Der Ex-Ehegatte von P1 bzw. Vater von P2 bis P4 wurde am XXXX in die Russische Föderation abgeschoben.

P1 stellt für sich und P2 bis P4 am 24.09.2018 gegenständliche zweite Anträge auf internationalen Schutz, die mit Bescheiden des Bundesamtes für Fremdenwesen und Asyl vom 17.10.2019, Zahlen 1) 623043110-180904362, 2) 623060209-180904451,
3) 623060307-180904435 und 4) 1002949104-180904346, gemäß § 3 Abs. 1 iVm § 2 Abs. 1 Z 13 AsylG bezüglich der Zuerkennung des Status der Asylberechtigten (Spruchpunkte I.) und gemäß § 8 Abs. 1 iVm § 2 Abs. 1 Z 13 AsylG bezüglich der Zuerkennung des Status des subsidiär Schutzberechtigten in Bezug auf den Herkunftsstaat Russische Föderation (Spruchpunkte II.) abgewiesen wurden. Gemäß § 57 AsylG wurden Aufenthaltstitel aus berücksichtigungswürdigen Gründen nicht erteilt (Spruchpunkte III.) und gemäß § 10 Abs. 1 Z 3 AsylG iVm § 9 BFA-VG Rückkehrentscheidungen gemäß § 52 Abs. 2 Z 2 FPG erlassen (Spruchpunkte IV.). Es wurde gemäß § 52 Abs. 9 FPG festgestellt, dass die Abschiebung der Beschwerdeführer in die Russische Föderation gemäß § 46 FPG zulässig ist (Spruchpunkte V.). Die Frist für die freiwillige Ausreise wurde gemäß § 55 Abs. 1 bis 3 FPG mit zwei Wochen ab Rechtskraft der Rückkehrentscheidungen festgesetzt (Spruchpunkte VI.). Gegen diese Bescheide des Bundesamtes für Fremdenwesen und Asyl, zugestellt am 22.10.2019, erhob P1 für sich und P2 bis P4 fristgerecht am 14.11.2019 die gegenständlichen Beschwerden. Zur Ermittlung des maßgeblichen Sachverhaltes wurde für den 17.07.2020 eine öffentliche mündliche Beschwerdeverhandlung vor dem Bundesverwaltungsgericht anberaumt, in der die Quellen der zur Entscheidungsfindung herangezogenen Länderinformationen dargetan wurden. Alle Anwesenden verzichteten auf Einsichtnahme und Ausfolgung. Das Bundesverwaltungsgericht räumte den Verfahrensparteien vor Schluss der Verhandlung eine zweiwöchige Frist zur Abgabe von Stellungnahmen ein.

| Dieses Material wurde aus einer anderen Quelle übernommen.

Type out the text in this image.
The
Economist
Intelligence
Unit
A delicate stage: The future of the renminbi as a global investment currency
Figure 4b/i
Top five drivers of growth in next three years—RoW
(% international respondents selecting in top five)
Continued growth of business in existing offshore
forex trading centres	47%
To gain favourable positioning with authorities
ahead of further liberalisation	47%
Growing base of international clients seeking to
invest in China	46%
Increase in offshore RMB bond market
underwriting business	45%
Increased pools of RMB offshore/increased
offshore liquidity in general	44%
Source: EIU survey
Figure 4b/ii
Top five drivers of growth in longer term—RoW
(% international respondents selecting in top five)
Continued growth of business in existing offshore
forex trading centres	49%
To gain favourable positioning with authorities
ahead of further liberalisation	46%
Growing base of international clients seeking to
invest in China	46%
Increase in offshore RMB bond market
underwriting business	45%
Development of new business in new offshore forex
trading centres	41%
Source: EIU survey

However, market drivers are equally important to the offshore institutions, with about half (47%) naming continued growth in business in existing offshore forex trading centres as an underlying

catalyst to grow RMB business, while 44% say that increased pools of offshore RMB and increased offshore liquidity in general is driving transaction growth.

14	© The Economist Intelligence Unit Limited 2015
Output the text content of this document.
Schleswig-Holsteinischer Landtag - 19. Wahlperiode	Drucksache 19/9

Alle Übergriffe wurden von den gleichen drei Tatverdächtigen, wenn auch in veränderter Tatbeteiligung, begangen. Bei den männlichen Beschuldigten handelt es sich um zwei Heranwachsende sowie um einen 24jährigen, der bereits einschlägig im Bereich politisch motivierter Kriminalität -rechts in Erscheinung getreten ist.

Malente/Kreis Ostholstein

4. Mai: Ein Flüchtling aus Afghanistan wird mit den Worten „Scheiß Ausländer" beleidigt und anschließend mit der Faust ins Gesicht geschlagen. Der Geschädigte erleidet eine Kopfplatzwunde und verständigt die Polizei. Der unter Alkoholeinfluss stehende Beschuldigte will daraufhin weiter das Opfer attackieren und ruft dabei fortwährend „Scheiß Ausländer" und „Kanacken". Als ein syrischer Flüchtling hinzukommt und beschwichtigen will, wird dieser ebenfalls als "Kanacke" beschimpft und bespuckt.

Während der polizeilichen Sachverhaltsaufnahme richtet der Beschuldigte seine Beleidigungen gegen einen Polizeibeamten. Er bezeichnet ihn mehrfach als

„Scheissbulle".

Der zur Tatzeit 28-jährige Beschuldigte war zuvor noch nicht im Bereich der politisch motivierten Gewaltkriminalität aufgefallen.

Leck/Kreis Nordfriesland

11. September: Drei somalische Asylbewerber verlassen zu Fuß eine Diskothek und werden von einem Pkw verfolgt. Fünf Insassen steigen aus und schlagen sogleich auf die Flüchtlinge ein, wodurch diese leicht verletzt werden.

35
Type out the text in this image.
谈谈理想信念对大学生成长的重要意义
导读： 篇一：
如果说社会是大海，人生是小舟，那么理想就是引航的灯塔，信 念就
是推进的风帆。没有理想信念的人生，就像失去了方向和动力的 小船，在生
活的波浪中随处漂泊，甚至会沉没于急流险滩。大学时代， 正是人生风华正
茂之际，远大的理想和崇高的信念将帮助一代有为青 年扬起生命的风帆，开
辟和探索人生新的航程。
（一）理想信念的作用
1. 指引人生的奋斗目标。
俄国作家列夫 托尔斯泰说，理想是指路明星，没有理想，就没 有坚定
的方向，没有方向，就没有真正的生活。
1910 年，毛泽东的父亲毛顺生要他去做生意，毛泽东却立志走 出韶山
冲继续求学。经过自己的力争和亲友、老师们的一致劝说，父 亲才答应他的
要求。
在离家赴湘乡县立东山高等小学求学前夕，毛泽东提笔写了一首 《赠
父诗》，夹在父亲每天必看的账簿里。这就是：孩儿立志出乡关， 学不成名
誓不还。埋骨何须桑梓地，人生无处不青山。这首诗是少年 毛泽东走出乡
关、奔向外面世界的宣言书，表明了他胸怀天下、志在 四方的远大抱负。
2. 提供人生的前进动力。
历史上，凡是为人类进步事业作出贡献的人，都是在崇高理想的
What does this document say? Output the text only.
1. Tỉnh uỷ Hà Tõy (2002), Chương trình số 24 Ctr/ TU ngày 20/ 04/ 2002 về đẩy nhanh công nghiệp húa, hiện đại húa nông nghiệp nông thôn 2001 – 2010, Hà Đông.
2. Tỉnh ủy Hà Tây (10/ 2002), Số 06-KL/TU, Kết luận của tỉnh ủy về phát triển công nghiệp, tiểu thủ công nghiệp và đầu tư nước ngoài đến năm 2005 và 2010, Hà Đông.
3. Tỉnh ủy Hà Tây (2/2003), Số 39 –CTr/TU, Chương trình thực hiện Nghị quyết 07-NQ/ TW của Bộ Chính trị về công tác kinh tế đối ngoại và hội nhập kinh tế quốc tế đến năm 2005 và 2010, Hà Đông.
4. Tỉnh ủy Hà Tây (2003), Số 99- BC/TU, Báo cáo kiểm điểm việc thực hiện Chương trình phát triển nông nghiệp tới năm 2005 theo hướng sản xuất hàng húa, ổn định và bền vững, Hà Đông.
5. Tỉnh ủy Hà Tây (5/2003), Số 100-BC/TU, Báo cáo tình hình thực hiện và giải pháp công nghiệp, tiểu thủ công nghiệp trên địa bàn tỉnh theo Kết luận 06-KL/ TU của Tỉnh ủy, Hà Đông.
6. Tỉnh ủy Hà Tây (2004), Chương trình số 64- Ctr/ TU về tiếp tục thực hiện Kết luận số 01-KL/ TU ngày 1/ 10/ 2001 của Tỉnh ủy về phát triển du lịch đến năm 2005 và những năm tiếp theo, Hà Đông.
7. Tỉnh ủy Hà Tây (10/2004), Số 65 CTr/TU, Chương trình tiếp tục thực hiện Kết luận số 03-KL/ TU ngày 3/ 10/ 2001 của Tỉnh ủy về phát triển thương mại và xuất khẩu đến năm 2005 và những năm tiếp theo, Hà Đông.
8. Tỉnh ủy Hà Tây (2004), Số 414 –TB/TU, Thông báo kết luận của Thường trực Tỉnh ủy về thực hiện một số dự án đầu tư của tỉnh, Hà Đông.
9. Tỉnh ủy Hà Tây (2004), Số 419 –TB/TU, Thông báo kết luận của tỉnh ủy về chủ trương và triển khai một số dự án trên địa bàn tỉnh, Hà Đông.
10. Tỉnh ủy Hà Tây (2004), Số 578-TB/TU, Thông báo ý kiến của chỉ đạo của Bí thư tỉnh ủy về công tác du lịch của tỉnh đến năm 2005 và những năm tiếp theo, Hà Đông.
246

c) Zu den Asylgründen der Beschwerdeführer in den zweiten (Folge-)Asylverfahren:

1. Es wurde bereits in den rechtskräftigen Erkenntnissen des Asylgerichtshofes von P1 bis P3 vom 26.06.2013 Zahlen 1) D9 434046-1/2013/2E, 2) D9 434047-1/2013/2E und
3) D9 434048-1/2013/2E, festgestellt, dass die von P1 und ihrem Ehegatten behaupteten angeblichen Ausreisegründe nicht glaubhaft sind und P1 bis P3 in der Russischen Föderation nie verfolgt wurden und auch im Fall ihrer Rückkehr nicht verfolgt werden. Zudem wurde im rechtkräftigen Erkenntnis des Bundesverwaltungsgerichts von P4 vom 08.08.2014, Zahl
W196 2007928-1/6E, festgestellt, dass P4 in der Russischen Föderation keinerlei Verfolgungen ausgesetzt sein wird. Diesbezüglich hat P1 in den gegenständlichen zweiten Asylverfahren kein neues Vorbringen erstattet.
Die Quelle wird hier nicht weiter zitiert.